Two metallic solid spheres A and B,have radius R and 3R,respectively. The solid spheres are charged and kept isolated. Then,the two spheres are connected to each other through a thin conducting wire. The ratio of the final charge on the spheres A to B is:

• A. 1:1
• B. 1:3
• C. 3:1
• D. 1:9
• E. 9:1

Answer 1

The Correct Option is B

Two isolated charged spheres with radii R and 3R are connected by a conducting wire.

When connected, the potentials equalize: $$V_A = V_B$$ $$\frac{kQ_A}{R} = \frac{kQ_B}{3R}$$

Charge Ratio is $$\frac{Q_A}{Q_B} = \frac{R}{3R} = \frac{1}{3}$$

Alternatively, since capacitance C ∝ radius: $$\frac{C_A}{C_B} = \frac{R}{3R} = \frac{1}{3}$$ And Q = CV, so when V equalizes: $$\frac{Q_A}{Q_B} = \frac{C_A}{C_B} = \frac{1}{3}$$

Answer 2

1. Understand the concept of charge distribution:

When two charged conductors are connected by a conducting wire, charge flows between them until they reach the same potential.

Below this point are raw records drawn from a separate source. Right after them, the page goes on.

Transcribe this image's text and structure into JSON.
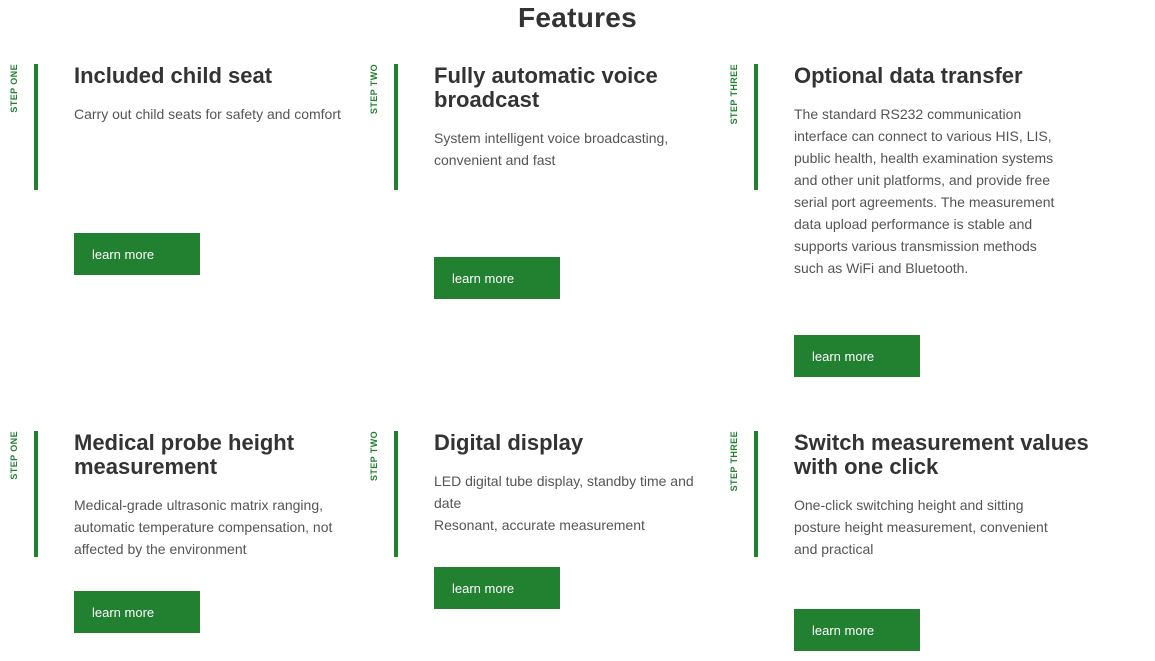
{
  "section": {
    "title": "Features"
  },
  "features": [
    {
      "step": "STEP ONE",
      "title": "Included child seat",
      "description": "Carry out child seats for safety and comfort",
      "button": "learn more"
    },
    {
      "step": "STEP TWO",
      "title": "Fully automatic voice broadcast",
      "description": "System intelligent voice broadcasting, convenient and fast",
      "button": "learn more"
    },
    {
      "step": "STEP THREE",
      "title": "Optional data transfer",
      "description": "The standard RS232 communication interface can connect to various HIS, LIS, public health, health examination systems and other unit platforms, and provide free serial port agreements. The measurement data upload performance is stable and supports various transmission methods such as WiFi and Bluetooth.",
      "button": "learn more"
    },
    {
      "step": "STEP ONE",
      "title": "Medical probe height measurement",
      "description": "Medical-grade ultrasonic matrix ranging, automatic temperature compensation, not affected by the environment",
      "button": "learn more"
    },
    {
      "step": "STEP TWO",
      "title": "Digital display",
      "description": "LED digital tube display, standby time and date\nResonant, accurate measurement",
      "button": "learn more"
    },
    {
      "step": "STEP THREE",
      "title": "Switch measurement values with one click",
      "description": "One-click switching height and sitting posture height measurement, convenient and practical",
      "button": "learn more"
    }
  ],
  "colors": {
    "accent": "#228031"
  }
}
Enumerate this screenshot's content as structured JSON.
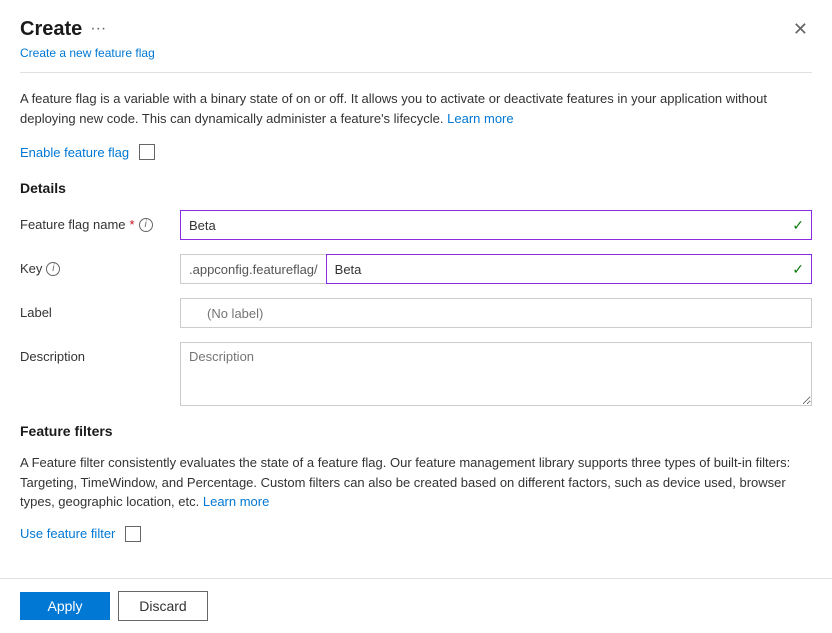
{
  "panel": {
    "title": "Create",
    "ellipsis": "···",
    "subtitle": "Create a new feature flag",
    "close_label": "✕",
    "description": "A feature flag is a variable with a binary state of on or off. It allows you to activate or deactivate features in your application without deploying new code. This can dynamically administer a feature's lifecycle.",
    "description_link": "Learn more",
    "enable_label": "Enable feature flag",
    "details_title": "Details",
    "feature_flag_name_label": "Feature flag name",
    "key_label": "Key",
    "label_label": "Label",
    "description_label": "Description",
    "feature_flag_name_value": "Beta",
    "key_prefix": ".appconfig.featureflag/",
    "key_value": "Beta",
    "label_placeholder": "(No label)",
    "description_placeholder": "Description",
    "feature_filters_title": "Feature filters",
    "filters_description": "A Feature filter consistently evaluates the state of a feature flag. Our feature management library supports three types of built-in filters: Targeting, TimeWindow, and Percentage. Custom filters can also be created based on different factors, such as device used, browser types, geographic location, etc.",
    "filters_link": "Learn more",
    "use_feature_filter_label": "Use feature filter",
    "apply_label": "Apply",
    "discard_label": "Discard"
  }
}
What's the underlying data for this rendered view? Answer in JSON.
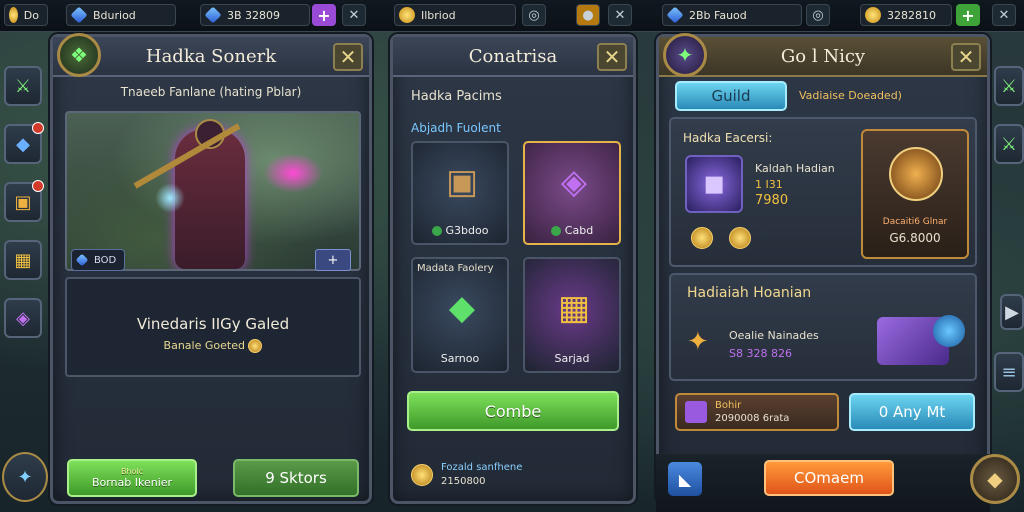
{
  "topbar": {
    "panel1": {
      "avatar_label": "Do",
      "currency_value": "Bduriod"
    },
    "panel1b": {
      "currency_value": "3B 32809"
    },
    "panel2": {
      "currency_value": "Ilbriod"
    },
    "panel3": {
      "currency_value": "2Bb Fauod",
      "gold_value": "3282810"
    }
  },
  "panel_left": {
    "title": "Hadka Sonerk",
    "subtitle": "Tnaeeb Fanlane (hating Pblar)",
    "hero_tag": "BOD",
    "hero_name": "Vinedaris IIGy Galed",
    "hero_sub": "Banale Goeted",
    "btn_left": "Bornab Ikenier",
    "btn_left_small": "Bholc",
    "btn_right": "9 Sktors"
  },
  "panel_mid": {
    "title": "Conatrisa",
    "section_title": "Hadka Pacims",
    "tab_label": "Abjadh Fuolent",
    "slots": [
      {
        "label": "G3bdoo",
        "top": ""
      },
      {
        "label": "Cabd",
        "top": ""
      },
      {
        "label": "Sarnoo",
        "top": "Madata Faolery"
      },
      {
        "label": "Sarjad",
        "top": ""
      }
    ],
    "combine_button": "Combe",
    "footer_line1": "Fozald sanfhene",
    "footer_line2": "2150800"
  },
  "panel_right": {
    "title": "Go l Nicy",
    "tab_guild": "Guild",
    "tab_other": "Vadiaise Doeaded)",
    "card_title": "Hadka Eacersi:",
    "item_name": "Kaldah Hadian",
    "item_count": "1 I31",
    "item_price": "7980",
    "reward_caption": "Dacaiti6 Glnar",
    "reward_value": "G6.8000",
    "section2_title": "Hadiaiah Hoanian",
    "section2_line1": "Oealie Nainades",
    "section2_line2": "S8 328 826",
    "bottom_left_line1": "Bohir",
    "bottom_left_line2": "2090008 6rata",
    "buy_button": "0 Any Mt",
    "confirm_button": "COmaem"
  }
}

2. Recall the formula for the potential of a sphere:

The electric potential (V) of a conducting sphere with charge Q and radius R is given by:

$$V = \frac{kQ}{R}$$

where k is Coulomb's constant.

3. Set the final potentials equal:

Let $Q_A$ and $Q_B$ be the initial charges on spheres A and B, and $Q_A'$ and $Q_B'$ be their final charges after they are connected. Since the spheres reach the same potential after connection:

$$V_A' = V_B'$$

$$\frac{kQ_A'}{R} = \frac{kQ_B'}{3R}$$

4. Solve for the charge ratio:

Simplify the equation:

$$Q_A' = \frac{Q_B'}{3}$$

$$\frac{Q_A'}{Q_B'} = \frac{1}{3}$$